Amor e Romance
A paixão inspira artistas e é a responsável pela maior parte da produção estética humana. E de modo geral, apesar dos sofrimentos inevitáveis, as pessoas vêem a paixão amorosa como um sentimento bom, como algo desejável e digno de ser vivenciado.
Concordo. Acho que o sujeito deve ter uma perspectiva muito baixa de si mesmo, ou inexistente, para viver uma vida desapaixonada do início ao fim. Se é que isso é possível.
Paixão vai e passa, é uma doença maravilhosa, uma tortura chinesa. Camila Morgado
Se paixão for doença eu quero ficar doente pro resto da minha vida. Adolescente iludido
🙂
Mas a paixão não é (necessariamente) amor. Não do jeito como costuma-se chamar de amor o que é, na verdade, uma paixão amorosa, ou amor romântico. Eu diria que o amor verdadeiro está mais para a leveza e para o prazer do que para a intensidade e a busca por segurança emocional que sentimos quando apaixonados. (A não ser que sua concepção de amor verdadeiro, porém intenso, seja mais realista e honesta, como esta).
A paixão é um estado pessoal e psicológico sob o qual nosso senso de valor e autoestima fica fundamentado sobre a preferência, exclusividade e as atenções de uma outra pessoa, quase sempre idealizada, isto é, outra pessoa que existe mais em nossa imaginação do que na realidade, com suas qualidades e defeitos.
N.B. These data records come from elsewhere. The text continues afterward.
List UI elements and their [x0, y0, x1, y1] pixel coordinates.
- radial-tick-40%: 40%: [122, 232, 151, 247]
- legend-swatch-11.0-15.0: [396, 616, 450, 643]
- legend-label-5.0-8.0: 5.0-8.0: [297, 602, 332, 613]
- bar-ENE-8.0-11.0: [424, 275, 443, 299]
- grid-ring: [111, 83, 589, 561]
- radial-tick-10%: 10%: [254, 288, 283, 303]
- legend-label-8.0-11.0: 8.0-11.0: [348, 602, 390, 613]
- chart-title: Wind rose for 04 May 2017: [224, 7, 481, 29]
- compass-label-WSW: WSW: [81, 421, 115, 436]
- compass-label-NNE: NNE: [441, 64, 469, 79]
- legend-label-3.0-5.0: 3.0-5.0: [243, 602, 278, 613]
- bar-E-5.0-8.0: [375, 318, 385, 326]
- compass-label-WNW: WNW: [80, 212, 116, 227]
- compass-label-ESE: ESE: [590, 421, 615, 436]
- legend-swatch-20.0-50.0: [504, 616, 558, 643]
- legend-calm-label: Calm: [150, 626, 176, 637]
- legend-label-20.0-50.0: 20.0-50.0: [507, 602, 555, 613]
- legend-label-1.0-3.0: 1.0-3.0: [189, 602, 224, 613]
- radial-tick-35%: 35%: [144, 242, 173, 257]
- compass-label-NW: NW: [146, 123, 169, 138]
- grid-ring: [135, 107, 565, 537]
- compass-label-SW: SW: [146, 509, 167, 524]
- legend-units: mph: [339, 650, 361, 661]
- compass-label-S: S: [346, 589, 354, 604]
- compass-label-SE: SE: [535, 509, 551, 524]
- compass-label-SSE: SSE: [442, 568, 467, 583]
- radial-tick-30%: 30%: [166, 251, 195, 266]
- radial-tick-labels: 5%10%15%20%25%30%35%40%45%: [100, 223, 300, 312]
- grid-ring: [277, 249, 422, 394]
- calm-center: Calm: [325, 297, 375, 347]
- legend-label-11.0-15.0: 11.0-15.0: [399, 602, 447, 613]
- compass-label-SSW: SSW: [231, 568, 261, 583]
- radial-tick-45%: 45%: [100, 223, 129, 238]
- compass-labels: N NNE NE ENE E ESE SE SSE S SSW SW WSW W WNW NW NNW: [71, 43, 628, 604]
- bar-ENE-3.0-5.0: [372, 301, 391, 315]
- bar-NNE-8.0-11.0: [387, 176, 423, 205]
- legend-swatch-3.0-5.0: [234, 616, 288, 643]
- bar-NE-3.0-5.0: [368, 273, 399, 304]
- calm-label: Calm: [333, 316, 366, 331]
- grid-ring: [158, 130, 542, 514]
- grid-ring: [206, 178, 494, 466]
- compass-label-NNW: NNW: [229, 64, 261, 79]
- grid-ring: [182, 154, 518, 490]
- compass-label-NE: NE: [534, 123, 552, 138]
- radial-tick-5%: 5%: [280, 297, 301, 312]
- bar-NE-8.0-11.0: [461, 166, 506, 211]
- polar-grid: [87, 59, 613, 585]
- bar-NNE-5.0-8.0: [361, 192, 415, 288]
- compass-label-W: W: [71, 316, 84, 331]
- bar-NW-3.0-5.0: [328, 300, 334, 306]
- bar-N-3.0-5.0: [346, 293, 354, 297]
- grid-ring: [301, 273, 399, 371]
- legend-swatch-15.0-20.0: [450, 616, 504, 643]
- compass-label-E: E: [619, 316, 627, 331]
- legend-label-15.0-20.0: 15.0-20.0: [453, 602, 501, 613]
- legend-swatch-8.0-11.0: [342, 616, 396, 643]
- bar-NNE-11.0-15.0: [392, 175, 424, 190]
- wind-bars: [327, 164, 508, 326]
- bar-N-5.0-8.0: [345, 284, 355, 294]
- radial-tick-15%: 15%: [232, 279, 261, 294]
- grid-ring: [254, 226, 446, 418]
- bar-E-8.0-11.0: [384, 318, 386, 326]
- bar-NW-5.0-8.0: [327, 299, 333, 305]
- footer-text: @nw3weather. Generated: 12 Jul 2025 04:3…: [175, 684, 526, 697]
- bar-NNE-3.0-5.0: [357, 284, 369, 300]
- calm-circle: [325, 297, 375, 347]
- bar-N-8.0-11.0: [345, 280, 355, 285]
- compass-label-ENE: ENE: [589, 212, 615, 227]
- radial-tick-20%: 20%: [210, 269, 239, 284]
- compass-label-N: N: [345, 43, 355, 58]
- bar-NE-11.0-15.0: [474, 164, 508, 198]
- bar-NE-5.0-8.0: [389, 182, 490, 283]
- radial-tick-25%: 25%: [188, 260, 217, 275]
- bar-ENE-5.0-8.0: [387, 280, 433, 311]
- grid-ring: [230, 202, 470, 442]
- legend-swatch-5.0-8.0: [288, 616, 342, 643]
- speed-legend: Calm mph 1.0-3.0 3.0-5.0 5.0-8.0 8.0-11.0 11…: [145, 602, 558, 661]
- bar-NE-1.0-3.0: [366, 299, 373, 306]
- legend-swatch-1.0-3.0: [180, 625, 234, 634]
Porque a tendência é que essa pessoa esteja, no início do relacionamento, mais distante do que próxima.
Como são admiráveis as pessoas que nós não conhecemos bem. Millôr Fernandes
No amor não existe nada senão um desejo frenético do que foge de nós. Michel de Montaigne
Sem contar a noção equivocada que todos fazemos do amor ideal, influenciados pela literatura, pelo cinema e pela televisão. Então lidamos mais com a imaginação que temos da pessoa amada, do que com a realidade dela em si. Nesta situação é claro que lembramos muito mais de suas qualidades do que de suas falhas.
A ausência diminui as pequenas paixões e aumenta as grandes, da mesma forma como o vento apaga as velas e atiça as fogueiras. François de La Rochefoucauld
Não é costume se amar o que se tem. Anatole France
Essas atenções nos fazem sentir reconhecidos, únicos e especiais, porque tendemos a nos apaixonar por quem está numa situação melhor do que a nossa, ou alguém que de alguma forma nos torna melhores. O ser por quem estamos apaixonados nos eleva e nos faz sentir importantes. A paixão eleva nosso status íntimo e social. Quem não gosta de um pouco de mimo, de ser paparicado e ter o ego afagado por quem se ama, da mesma forma como a criança adora e está sempre chamando para si as atenções dos pais?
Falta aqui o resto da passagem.